J'ai essayé de me souvenir de ce que c'était que d'avoir 18 ans et de parler de la personne qui «m'avait le plus influencé» ou de «ce que j'apporterais sur le campus de l'université X ou Y». J'ai essayé de me mettre à la place de quelqu'un interrogé sur des moments significatifs tout en étant encore trop jeune pour les avoir vécus. Si mes réponses ne respectaient pas le formulaire indiqué, elles m'ont été rapidement renvoyées - «500 mots maximum» signifiait 500, pas 503. Évidemment, les essais d'entrée à l'université soumis par voie électronique sont rejetés s'ils dépassent le nombre de mots ou de caractères alloué. J'ai appris vite.

Après mon premier mois de travail, j'ai rencontré Mme Kim et son mari, un couple gracieusement vieilli et impeccablement présenté qui est venu me chercher dans leur Jaguar et m'a emmené dîner dans un restaurant opulent dans un quartier de Séoul connu pour les avoir en abondance. La richesse ostentatoire est une nouveauté en Corée, mais la classe supérieure émergente porte ses parures assez confortablement, et plus d'un morceau de poisson de 50 $ suivi d'un tiramisu de 15 $ de la taille approximative d'une carte de visite, les Kim et moi avons discuté de choses académiques et non.

M. Kim, dont l'anglais était plus fort que celui de sa femme, m'a expliqué la situation plus clairement en personne que sa femme ne l'avait fait par e-mail. Le couple travaillait avec un groupe restreint de clients chaque année («sélectionner» signifiant «assez riche pour se permettre les tarifs que quelqu'un avec une Jaguar peut demander»), et ils ont employé six écrivains.

"Nous savons que chaque essai ne dispose que d'une ou deux minutes pour la lecture du comité", m'a-t-il dit, "il doit donc être spécial." J'avais été soucieux de rester fidèle aux textes qui m'avaient été donnés et de simplement corriger la grammaire. Ce n'était pas le travail.

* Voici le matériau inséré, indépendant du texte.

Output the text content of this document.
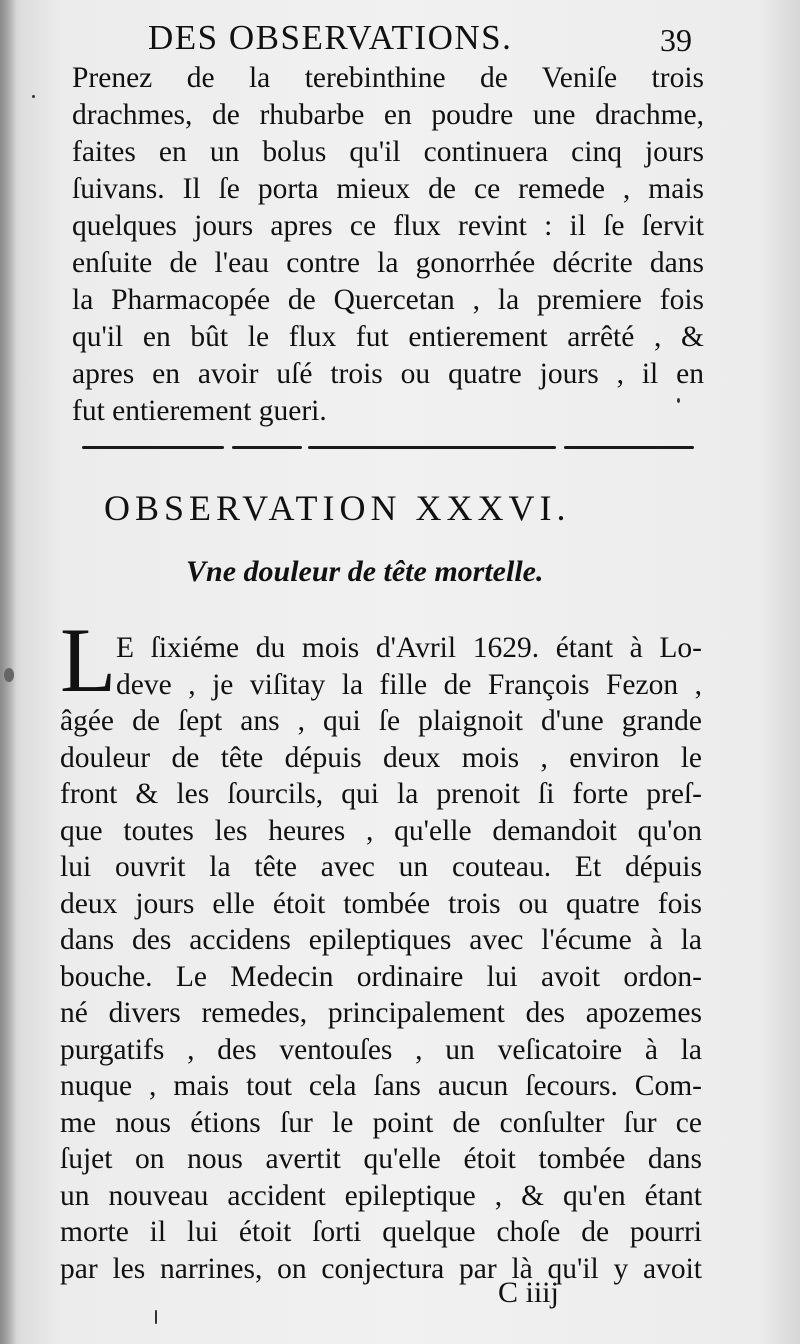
DES OBSERVATIONS.	39
Prenez de la terebinthine de Veniſe trois
drachmes, de rhubarbe en poudre une drachme,
faites en un bolus qu'il continuera cinq jours
ſuivans. Il ſe porta mieux de ce remede , mais
quelques jours apres ce flux revint : il ſe ſervit
enſuite de l'eau contre la gonorrhée décrite dans
la Pharmacopée de Quercetan , la premiere fois
qu'il en bût le flux fut entierement arrêté , &
apres en avoir uſé trois ou quatre jours , il en
fut entierement gueri.
OBSERVATION XXXVI.
Vne douleur de tête mortelle.
L E ſixiéme du mois d'Avril 1629. étant à Lo-
deve , je viſitay la fille de François Fezon ,
âgée de ſept ans , qui ſe plaignoit d'une grande
douleur de tête dépuis deux mois , environ le
front & les ſourcils, qui la prenoit ſi forte preſ-
que toutes les heures , qu'elle demandoit qu'on
lui ouvrit la tête avec un couteau. Et dépuis
deux jours elle étoit tombée trois ou quatre fois
dans des accidens epileptiques avec l'écume à la
bouche. Le Medecin ordinaire lui avoit ordon-
né divers remedes, principalement des apozemes
purgatifs , des ventouſes , un veſicatoire à la
nuque , mais tout cela ſans aucun ſecours. Com-
me nous étions ſur le point de conſulter ſur ce
ſujet on nous avertit qu'elle étoit tombée dans
un nouveau accident epileptique , & qu'en étant
morte il lui étoit ſorti quelque choſe de pourri
par les narrines, on conjectura par là qu'il y avoit
C iiij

"Alors ça ne pose pas de problème si je change - tout?" J'ai demandé. Ils acquiescèrent tous les deux et sourirent avec un soulagement apparent, comme si j'étais le dernier à raconter la blague.

Lorsque la facture est arrivée, Mme Kim a fouillé dans son sac et en a sorti un morceau de papier - ma facture - et une petite enveloppe rose, qui était pleine de 50 000 billets gagnés. J'ai marché vers le métro avec l'équivalent de 1 000 $ US dans ma poche pour environ dix heures de travail, dans un état mieux décrit comme «une heureuse incrédulité».

«Je me sens un peu comme une prostituée», ai-je dit à un ami au téléphone ce soir-là, «mais au moins, je suis une prostituée.»

C'était peut-être contraire à l'éthique, mais je n'étais pas en train de matraquer des chiots de phoque, et si je ne faisais pas le travail, quelqu'un d'autre le ferait sûrement, probablement quelqu'un qui ne pourrait pas écrire aussi bien que moi et qui n'avait pas besoin d'argent comme moi. fait. En fin de compte, toute morale est relative.

Après notre dîner, cependant, le travail a rapidement pris un ton différent. «BC Lee - urgent - pouvez-vous réviser jusqu'à demain?» Ci-joint une longue lettre de contrition adressée au bureau des affaires académiques de Carnegie Mellon, une pétition visant à être réadmise au programme d'ingénierie de l'université par un étudiant qui avait échoué.